Wednesday, July 9, 2008

International Tensions

A friend of mine sent me an intriguing e-mail today.

Her subject line said, "Israel and Iran," and her message said, simply, "Looking like they are on the verge of war."

What could I say? Iran test fired some missiles near the Strait of Hormuz, "a narrow strip of water through which much of the world's oil supply passes," writes Tom Baldwin in the London Times.

That news is disturbing, all right.

But what is really disturbing to me is how people in this country — or at least those in my corner of it — perceive Iran's activities to be routine.

Just another day at the office — to apply a Western concept to that part of the world.

There's tension in the Middle East, people seem to be saying. What else is new? Jesse Jackson made some disparaging remarks about Barack Obama. DNA tests cleared JonBenet Ramsey's family of her murder a dozen years ago. Did gas prices go up again today?

Actually, anything that happens in the Middle East has the potential to affect gas prices here.

And Iran seems bound and determined to increase the tension in the Middle East at any time. "Our finger is always on the trigger," said Iran's commander of the Revolutionary Guard.

But, back here, in the United States of America, the top news stories today are:

  1. Jesse Jackson apologizes for making a "crude" remark about Barack Obama near an open microphone.

    (It seems to me that, if Obama doesn't lose this election, it won't be because his "friends" didn't try hard enough.)

  2. Obama joined 68 other senators in supporting broader government spying powers and immunity for phone companies that assist in secret wiretapping.

  3. DNA evidence exonerates JonBenet Ramsey's family nearly 12 years after her murder.

  4. The number of salmonella victims passes 1,000.

  5. The lawyers for model Christie Brinkley and architect Peter Cook are going at it in a very public divorce case.

  6. Sen. Edward Kennedy returns to the Senate to cast his vote to break a Republican filibuster of a Medicare bill.

  7. The Dow Jones Industrial Average lost more than 235 points today, falling to a two-year low.

  8. A comic book character that has been popular in Mexico for 60 years is being called a racist caricature.

  9. The discovery of a few ticks on an airplane delayed a flight from Des Moines, Iowa, to Denver for nearly six hours.

  10. Two members of Colombia's rebel group FARC were offered money to switch sides and deliver false messages as part of last week's hostage rescue.

Now, most of these news stories are important — to a degree.

But Iran, with today's test firings, its hatred for Israel and its nuclear ambitions, trumps them all, in my opinion.

Yet it's getting the least attention.

This is the kind of thing that requires some presidential leadership. I haven't seen any leadership from the current occupant of the Oval Office. I guess he's leaving it to the next president to deal with the increasingly messy situation in the Middle East.

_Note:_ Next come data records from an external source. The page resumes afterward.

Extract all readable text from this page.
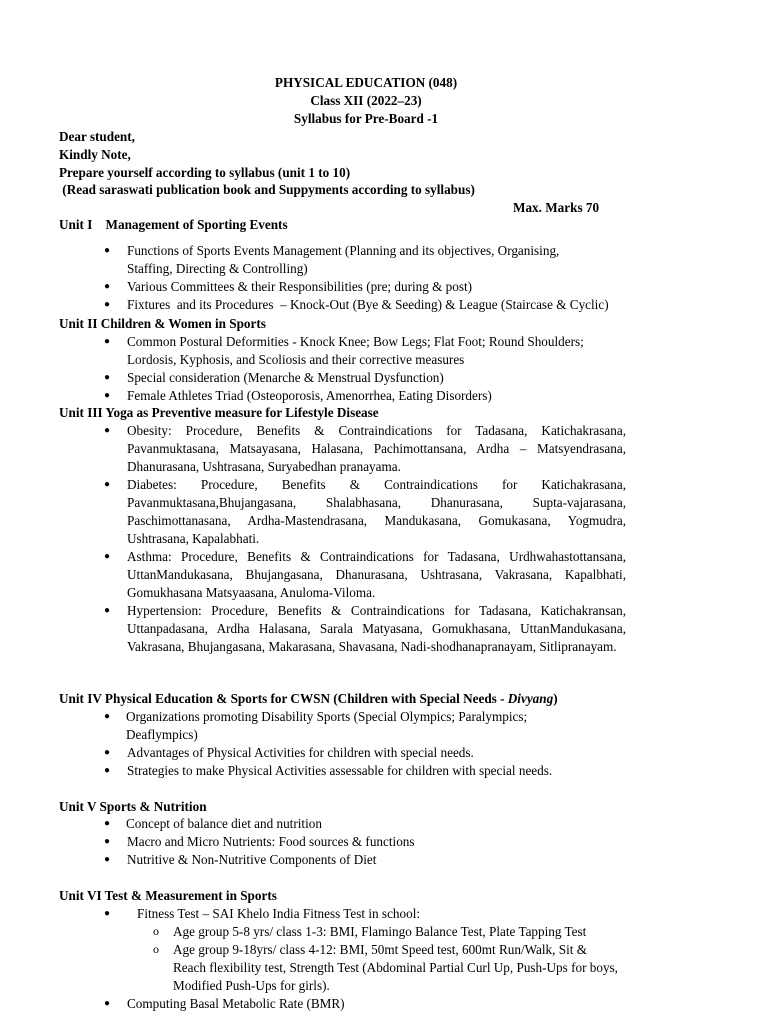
PHYSICAL EDUCATION (048)
Class XII (2022–23)
Syllabus for Pre-Board -1
Dear student,
Kindly Note,
Prepare yourself according to syllabus (unit 1 to 10)
(Read saraswati publication book and Suppyments according to syllabus)
Max. Marks 70
Unit I    Management of Sporting Events
● Functions of Sports Events Management (Planning and its objectives, Organising, Staffing, Directing & Controlling)
● Various Committees & their Responsibilities (pre; during & post)
● Fixtures  and its Procedures  – Knock-Out (Bye & Seeding) & League (Staircase & Cyclic)
Unit II Children & Women in Sports
● Common Postural Deformities - Knock Knee; Bow Legs; Flat Foot; Round Shoulders; Lordosis, Kyphosis, and Scoliosis and their corrective measures
● Special consideration (Menarche & Menstrual Dysfunction)
● Female Athletes Triad (Osteoporosis, Amenorrhea, Eating Disorders)
Unit III Yoga as Preventive measure for Lifestyle Disease
● Obesity: Procedure, Benefits & Contraindications for Tadasana, Katichakrasana, Pavanmuktasana, Matsayasana, Halasana, Pachimottansana, Ardha – Matsyendrasana, Dhanurasana, Ushtrasana, Suryabedhan pranayama.
● Diabetes: Procedure, Benefits & Contraindications for Katichakrasana, Pavanmuktasana,Bhujangasana, Shalabhasana, Dhanurasana, Supta-vajarasana, Paschimottanasana, Ardha-Mastendrasana, Mandukasana, Gomukasana, Yogmudra, Ushtrasana, Kapalabhati.
● Asthma: Procedure, Benefits & Contraindications for Tadasana, Urdhwahastottansana, UttanMandukasana, Bhujangasana, Dhanurasana, Ushtrasana, Vakrasana, Kapalbhati, Gomukhasana Matsyaasana, Anuloma-Viloma.
● Hypertension: Procedure, Benefits & Contraindications for Tadasana, Katichakransan, Uttanpadasana, Ardha Halasana, Sarala Matyasana, Gomukhasana, UttanMandukasana, Vakrasana, Bhujangasana, Makarasana, Shavasana, Nadi-shodhanapranayam, Sitlipranayam.
Unit IV Physical Education & Sports for CWSN (Children with Special Needs - Divyang)
● Organizations promoting Disability Sports (Special Olympics; Paralympics; Deaflympics)
● Advantages of Physical Activities for children with special needs.
● Strategies to make Physical Activities assessable for children with special needs.
Unit V Sports & Nutrition
● Concept of balance diet and nutrition
● Macro and Micro Nutrients: Food sources & functions
● Nutritive & Non-Nutritive Components of Diet
Unit VI Test & Measurement in Sports
● Fitness Test – SAI Khelo India Fitness Test in school:
o Age group 5-8 yrs/ class 1-3: BMI, Flamingo Balance Test, Plate Tapping Test
o Age group 9-18yrs/ class 4-12: BMI, 50mt Speed test, 600mt Run/Walk, Sit & Reach flexibility test, Strength Test (Abdominal Partial Curl Up, Push-Ups for boys, Modified Push-Ups for girls).
● Computing Basal Metabolic Rate (BMR)
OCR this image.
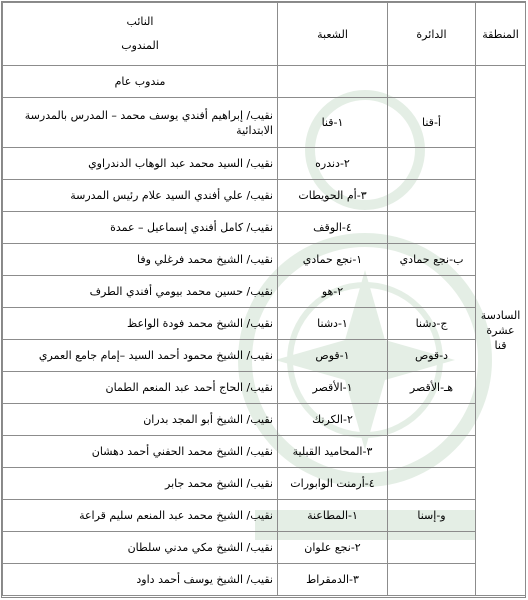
المنطقة	الدائرة	الشعبة	النائب
المندوب

السادسة عشرة قنا			مندوب عام
	أ-قنا	١-قنا	نقيب/ إبراهيم أفندي يوسف محمد – المدرس بالمدرسة الابتدائية
		٢-دندره	نقيب/ السيد محمد عبد الوهاب الدندراوي
		٣-أم الحويطات	نقيب/ علي أفندي السيد علام رئيس المدرسة
		٤-الوقف	نقيب/ كامل أفندي إسماعيل – عمدة
	ب-نجع حمادي	١-نجع حمادي	نقيب/ الشيخ محمد فرغلي وفا
		٢-هو	نقيب/ حسين محمد بيومي أفندي الطرف
	ج-دشنا	١-دشنا	نقيب/ الشيخ محمد فودة الواعظ
	د-قوص	١-قوص	نقيب/ الشيخ محمود أحمد السيد –إمام جامع العمري
	هـ-الأقصر	١-الأقصر	نقيب/ الحاج أحمد عبد المنعم الطمان
		٢-الكرنك	نقيب/ الشيخ أبو المجد بدران
		٣-المحاميد القبلية	نقيب/ الشيخ محمد الحفني أحمد دهشان
		٤-أرمنت الوابورات	نقيب/ الشيخ محمد جابر
	و-إسنا	١-المطاعنة	نقيب/ الشيخ محمد عبد المنعم سليم قراعة
		٢-نجع علوان	نقيب/ الشيخ مكي مدني سلطان
		٣-الدمقراط	نقيب/ الشيخ يوسف أحمد داود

What are we getting from his would-be successors?

Well, John McCain is criticizing Obama for "failing to declare the Iranian Revolutionary Guard a terrorist group," writes Michael Shear in the Washington Post.

I haven't heard anything from Obama. Maybe he was too busy voting to give Big Brother the biggest overhaul in federal surveillance law in three decades.

In the past, Obama has been opposed to giving immunity to phone companies. Now that he's the Democrats' presumptive nominee, his philosophy appears to be changing as he tries to look like a centrist.

McCain, apparently, was too busy campaigning to show up to vote. In the past, he has supported the immunity plan.

For the record, Hillary Clinton voted against the bill.